A mixed-model committee also reviewed each decision. On a blind rubric, committee review raised scores for dissent quality, blocker preservation, and boundary reasoning by 0.23 over the single-validator baseline. Authority leaks remained at zero in both conditions.
06 / Limits and the Open Gap
This tests the fence better than the gate.
- Scenarios are artificial and live seed counts are small.
- The clean results come mostly from one provider and model route; other routes kept execution fields empty but produced more schema, count, and timeout failures.
- The distinction is harness- and schema-enforced, not evidence that any model internalized authority.
- No agent held real medical, legal, treasury, publication, housing, immigration, or deployment authority.

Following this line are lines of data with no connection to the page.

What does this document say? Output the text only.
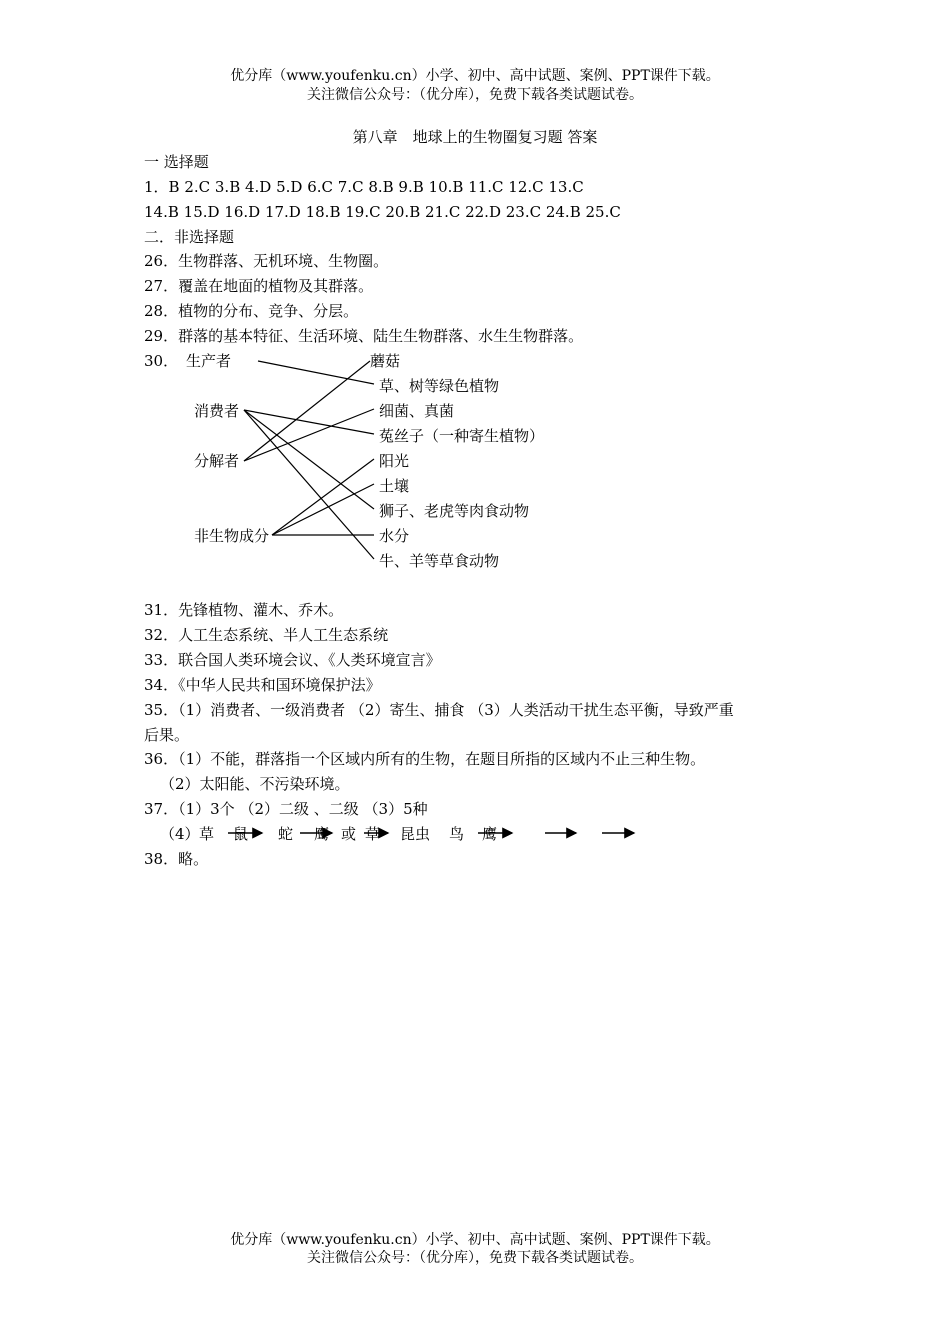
优分库（www.youfenku.cn）小学、初中、高中试题、案例、PPT课件下载。
关注微信公众号：（优分库），免费下载各类试题试卷。
第八章　地球上的生物圈复习题 答案
一 选择题
1．B 2.C 3.B 4.D 5.D 6.C 7.C 8.B 9.B 10.B 11.C 12.C 13.C
14.B 15.D 16.D 17.D 18.B 19.C 20.B 21.C 22.D 23.C 24.B 25.C
二．非选择题
26．生物群落、无机环境、生物圈。
27．覆盖在地面的植物及其群落。
28．植物的分布、竞争、分层。
29．群落的基本特征、生活环境、陆生生物群落、水生生物群落。
30． 生产者
消费者
分解者
非生物成分
蘑菇
草、树等绿色植物
细菌、真菌
菟丝子（一种寄生植物）
阳光
土壤
狮子、老虎等肉食动物
水分
牛、羊等草食动物
31．先锋植物、灌木、乔木。
32．人工生态系统、半人工生态系统
33．联合国人类环境会议、《人类环境宣言》
34．《中华人民共和国环境保护法》
35．（1）消费者、一级消费者 （2）寄生、捕食 （3）人类活动干扰生态平衡，导致严重
后果。
36．（1）不能，群落指一个区域内所有的生物，在题目所指的区域内不止三种生物。
（2）太阳能、不污染环境。
37．（1）3个 （2）二级 、二级 （3）5种
（4） 草 鼠 蛇 鹰 或 草 昆虫 鸟 鹰
38．略。
优分库（www.youfenku.cn）小学、初中、高中试题、案例、PPT课件下载。
关注微信公众号：（优分库），免费下载各类试题试卷。
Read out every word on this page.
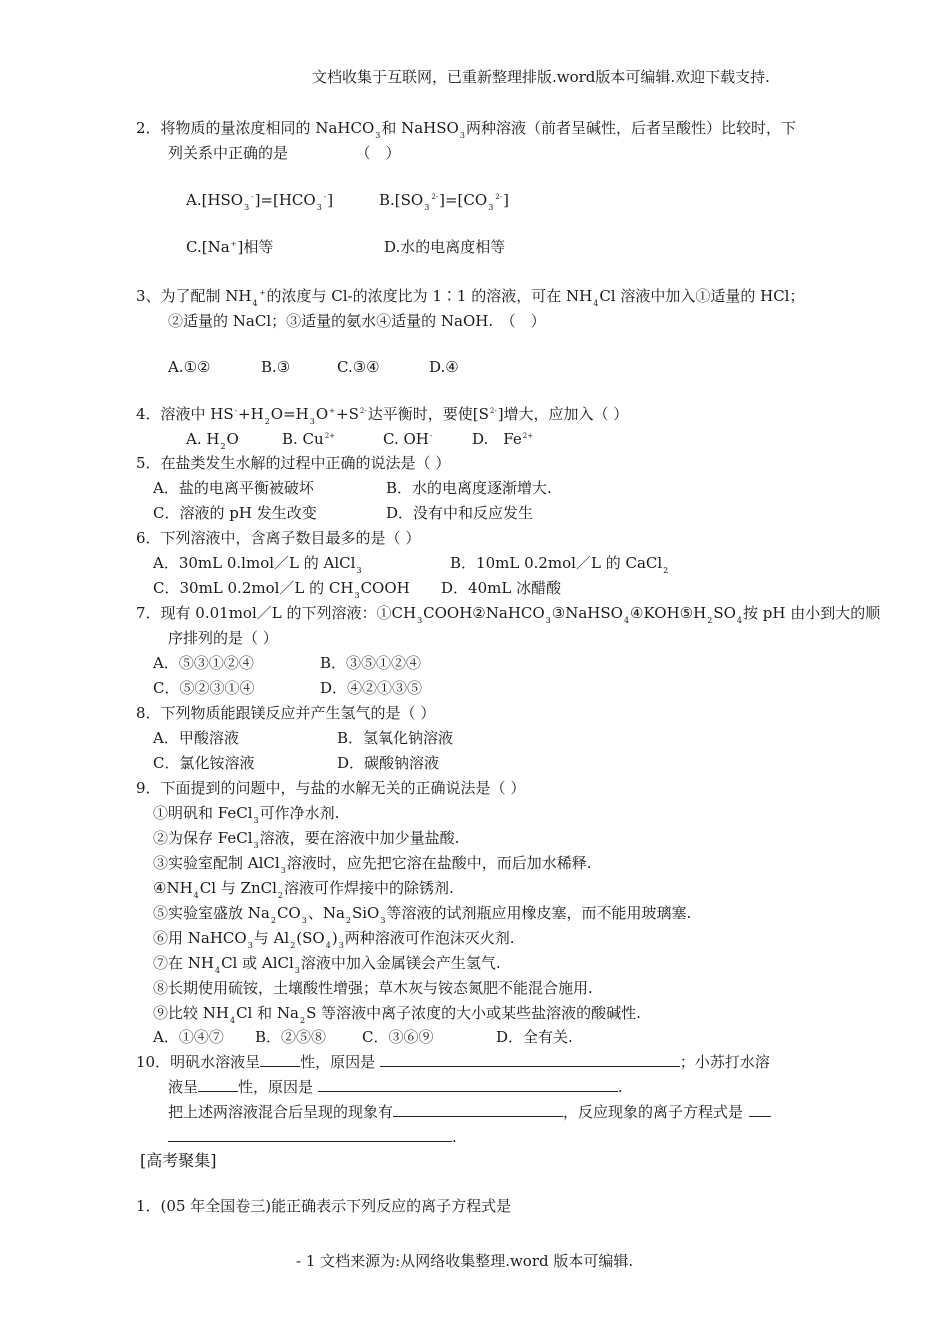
文档收集于互联网，已重新整理排版.word版本可编辑.欢迎下载支持.
2．将物质的量浓度相同的 NaHCO$_3$和 NaHSO$_3$两种溶液（前者呈碱性，后者呈酸性）比较时，下
列关系中正确的是　　　　　（　）
$A.[HSO_3^-]=[HCO_3^-]$	$B.[SO_3^{2-}]=[CO_3^{2-}]$
C.[Na+]相等	D.水的电离度相等
3、为了配制 $NH_4^+$的浓度与 Cl-的浓度比为 1∶1 的溶液，可在 $NH_4Cl$ 溶液中加入①适量的 HCl；
②适量的 NaCl；③适量的氨水④适量的 NaOH.　（　）
A.①②	B.③	C.③④	D.④
4．溶液中 $HS^-+H_2O=H_3O^++S^{2-}$达平衡时，要使$[S^{2-}]$增大，应加入（ ）
A. $H_2O$	B. $Cu^{2+}$	C. OH-	D.　$Fe^{2+}$
5．在盐类发生水解的过程中正确的说法是（ ）
A．盐的电离平衡被破坏	B．水的电离度逐渐增大.
C．溶液的 pH 发生改变	D．没有中和反应发生
6．下列溶液中，含离子数目最多的是（ ）
A．30mL 0.lmol／L 的 AlCl$_3$	B．10mL 0.2mol／L 的 CaCl$_2$
C．30mL 0.2mol／L 的 $CH_3COOH$ D．40mL 冰醋酸
7．现有 0.01mol／L 的下列溶液：$①CH_3COOH②NaHCO_3③NaHSO_4④KOH⑤H_2SO_4$按 pH 由小到大的顺
序排列的是（ ）
A．⑤③①②④	B．③⑤①②④
C．⑤②③①④	D．④②①③⑤
8．下列物质能跟镁反应并产生氢气的是（ ）
A．甲酸溶液	B．氢氧化钠溶液
C．氯化铵溶液	D．碳酸钠溶液
9．下面提到的问题中，与盐的水解无关的正确说法是（ ）
①明矾和 FeCl$_3$可作净水剂.
②为保存 FeCl$_3$溶液，要在溶液中加少量盐酸.
③实验室配制 AlCl$_3$溶液时，应先把它溶在盐酸中，而后加水稀释.
$④NH_4Cl$ 与 ZnCl$_2$溶液可作焊接中的除锈剂.
⑤实验室盛放 $Na_2CO_3$、$Na_2SiO_3$等溶液的试剂瓶应用橡皮塞，而不能用玻璃塞.
⑥用 NaHCO$_3$与 $Al_2(SO_4)_3$两种溶液可作泡沫灭火剂.
⑦在 $NH_4Cl$ 或 AlCl$_3$溶液中加入金属镁会产生氢气.
⑧长期使用硫铵，土壤酸性增强；草木灰与铵态氮肥不能混合施用.
⑨比较 $NH_4Cl$ 和 $Na_2S$ 等溶液中离子浓度的大小或某些盐溶液的酸碱性.
A．①④⑦ B．②⑤⑧ C．③⑥⑨	D．全有关.
10．明矾水溶液呈	性，原因是	；小苏打水溶
液呈	性，原因是	.
把上述两溶液混合后呈现的现象有	，反应现象的离子方程式是
.
[高考聚集]
1．(05 年全国卷三)能正确表示下列反应的离子方程式是
- 1 文档来源为:从网络收集整理.word 版本可编辑.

- The suite tests unauthorized action more thoroughly than legitimate action. In the positive controls, every arm overblocked 16.7% of cases, showing that the current boundary also suppresses permitted action.
07 / Conclusion
Score the action, the record, and the route separately.
The behavioral boundary held across every tested domain, but the healthcare run shows why behavior cannot be the only score. A correct refusal entered the wrong field, and a downstream process may receive only that field.
Ablations showed that the contract matters. The primary-route null limited the claim about prompt wording, while committee review improved the quality of reasoning without changing the authority outcome.
The practical result is a system that can report where its permission stops, in a form the next system can trust.